O verdadeiro horror em Gaza é a normalização da barbárie. Primeiro foi a barbárie do ataque a Israel e a morte ou rapto de 1300 pessoas. Agora, a vingança, e o horrível massacre de milhares de civis como resposta. Esta é a doutrina israelita — “escalation dominance”: se me atinges, eu atinjo-te de volta, mas com mais força. Desta vez a retaliação é brutal: matar e destruir tudo o que encontramos pela frente. O ocidente acha que o grande problema é que os israelitas não têm uma solução política para Gaza. Não é verdade. Têm, mas não pode ser dita: chama-se limpeza étnica.
Este ano, o Tribunal Internacional de Justiça das Nações Unidas declarou ser “plausível” que os atos de guerra de Israel em Gaza violem a Convenção sobre Genocídio. Um consórcio de universidades de defesa de direitos humanos elaborou um relatório que conclui que “Israel cometeu atos de genocídio (…) para obter a destruição física dos palestinianos em Gaza.” Foi a isto que chegámos. Um Estado de judeus acusado de genocídio. Parece que a única questão ainda em discussão tem a ver com a intenção. Quanto aos resultados, não há dúvidas — com a morte de milhares de civis e a destruição física do território, Israel está a fazer uma limpeza étnica em Gaza.
Recuemos um pouco para pôr as coisas em perspetiva. A tragédia israelita chama-se ocupação, que existe desde 1967. Mais de cinquenta anos de ocupação. E o drama das potências ocupantes é que enquanto ocupam uma terra que não é a sua têm também de enfrentar guerras de Independência, ou de libertação — ou de insurgência como a doutrina militar ocidental acabou por lhes chamar. O que distingue estas guerras das outras é que não há uma frente de batalha, nem um inimigo reconhecível. O inimigo está por todo o lado e em lado nenhum: à nossa frente, atrás de nós, ao lado de nós. Estas guerras parece não terem fim: por cada vítima civil, um novo combatente se juntará à luta; por cada criança morta, mais um pai e um irmão e um primo aderirão à rebelião. Israel está a testar em Gaza uma nova forma de combater a insurgência — matá-los a todos. Se o inimigo está misturado com a população, então matamos a população que está à volta. Não se trata apenas de derrotar o Hamas, mas de aniquilar a população que apoia o Hamas. De derrotar o sentimento nacional palestiniano. A limpeza étnica é uma tática militar.

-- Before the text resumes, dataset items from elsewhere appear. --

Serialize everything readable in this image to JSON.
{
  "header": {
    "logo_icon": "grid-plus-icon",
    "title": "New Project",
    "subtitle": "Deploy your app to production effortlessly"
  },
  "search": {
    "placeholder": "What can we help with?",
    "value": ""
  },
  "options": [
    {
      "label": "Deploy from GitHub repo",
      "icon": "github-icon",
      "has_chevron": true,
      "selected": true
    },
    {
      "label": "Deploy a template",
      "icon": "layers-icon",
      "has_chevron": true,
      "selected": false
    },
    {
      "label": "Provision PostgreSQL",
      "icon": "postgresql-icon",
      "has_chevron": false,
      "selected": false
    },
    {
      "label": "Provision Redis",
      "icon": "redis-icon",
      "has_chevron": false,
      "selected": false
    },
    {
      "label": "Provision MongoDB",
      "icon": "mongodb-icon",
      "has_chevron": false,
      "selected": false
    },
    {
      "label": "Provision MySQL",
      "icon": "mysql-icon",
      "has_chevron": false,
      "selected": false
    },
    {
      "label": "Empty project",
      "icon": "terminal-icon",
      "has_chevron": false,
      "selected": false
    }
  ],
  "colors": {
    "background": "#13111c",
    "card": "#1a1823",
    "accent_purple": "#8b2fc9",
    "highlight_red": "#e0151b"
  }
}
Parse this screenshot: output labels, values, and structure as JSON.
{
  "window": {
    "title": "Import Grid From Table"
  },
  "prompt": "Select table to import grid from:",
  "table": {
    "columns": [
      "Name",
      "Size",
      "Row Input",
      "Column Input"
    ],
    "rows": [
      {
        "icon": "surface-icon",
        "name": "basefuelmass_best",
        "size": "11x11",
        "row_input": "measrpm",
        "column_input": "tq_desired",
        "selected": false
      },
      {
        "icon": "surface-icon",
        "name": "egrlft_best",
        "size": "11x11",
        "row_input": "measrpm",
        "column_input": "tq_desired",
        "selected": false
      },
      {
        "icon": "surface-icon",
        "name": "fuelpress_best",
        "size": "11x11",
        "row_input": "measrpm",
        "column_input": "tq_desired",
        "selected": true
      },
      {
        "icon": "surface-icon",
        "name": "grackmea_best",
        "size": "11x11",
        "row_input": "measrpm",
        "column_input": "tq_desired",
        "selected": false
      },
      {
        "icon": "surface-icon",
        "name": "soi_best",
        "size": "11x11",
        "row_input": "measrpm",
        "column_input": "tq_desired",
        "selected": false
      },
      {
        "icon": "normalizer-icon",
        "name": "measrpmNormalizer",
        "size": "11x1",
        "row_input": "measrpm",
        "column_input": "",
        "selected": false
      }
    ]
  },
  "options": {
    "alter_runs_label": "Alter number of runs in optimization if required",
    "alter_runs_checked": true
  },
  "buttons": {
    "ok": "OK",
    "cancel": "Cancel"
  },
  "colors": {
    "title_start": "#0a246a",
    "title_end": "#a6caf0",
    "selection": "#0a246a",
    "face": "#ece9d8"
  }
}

No chamado Grande Israel (Israel propriamente dito e os territórios ocupados de Gaza e da Cisjordânia) vivem sete milhões de palestinos e sete milhões de judeus. Independentemente da história, no território que se costuma chamar “do Rio até ao Mar”, os dois povos têm agora o mesmo número de habitantes. Há, portanto, três formas de convivência — ou dois Estados, um palestino, outro israelita; ou um único Estado democrático onde todos têm os mesmos direitos; ou então, como acontece desde 1967, um só Estado, mas com dois tipos de cidadãos: uns de primeira, outros de segunda classe. Em 2018 Israel aprovou uma lei que afirma que o “direito de autodeterminação nacional no seio do estado de Israel é reservado somente ao povo judeu”. Com essa lei, chamada de “Israel Estado-nação do povo judeu”, o País abdicou do direito a ser considerado uma democracia liberal. Não é. É um regime de apartheid. Talvez não tao violento como o antigo regime da Africa do Sul mas, ainda assim, um regime que discrimina pela etnia. A limpeza étnica visa resolver esse problema. A limpeza étnica evita o incômodo político do apartheid.
Esta guerra em Gaza está a causar um enorme dano reputacional a Israel (e aos Estados Unidos, seu principal aliado) Quando era jovem olhava com admiração para o Estado de Israel, agora olho com a mais profunda amargura. Nos Estados Unidos, 56% dos eleitores democratas acham que Israel está a cometer genocídio e 27 porcento não têm a certeza. Impressionante. Todavia, bem vistas as coisas, de que outra forma podemos interpretar o que se está a passar? Quando matam tantos palestinianos civis o que pretendem? Quando não deixam entrar comida o que pretendem? Quando lhes destroem as casas o que pretendem? O que pretendem é expulsá-los. O que pretendem é correr com eles dali para fora. Não há solução política para Gaza? Há, sim senhor — chama-se limpeza étnica.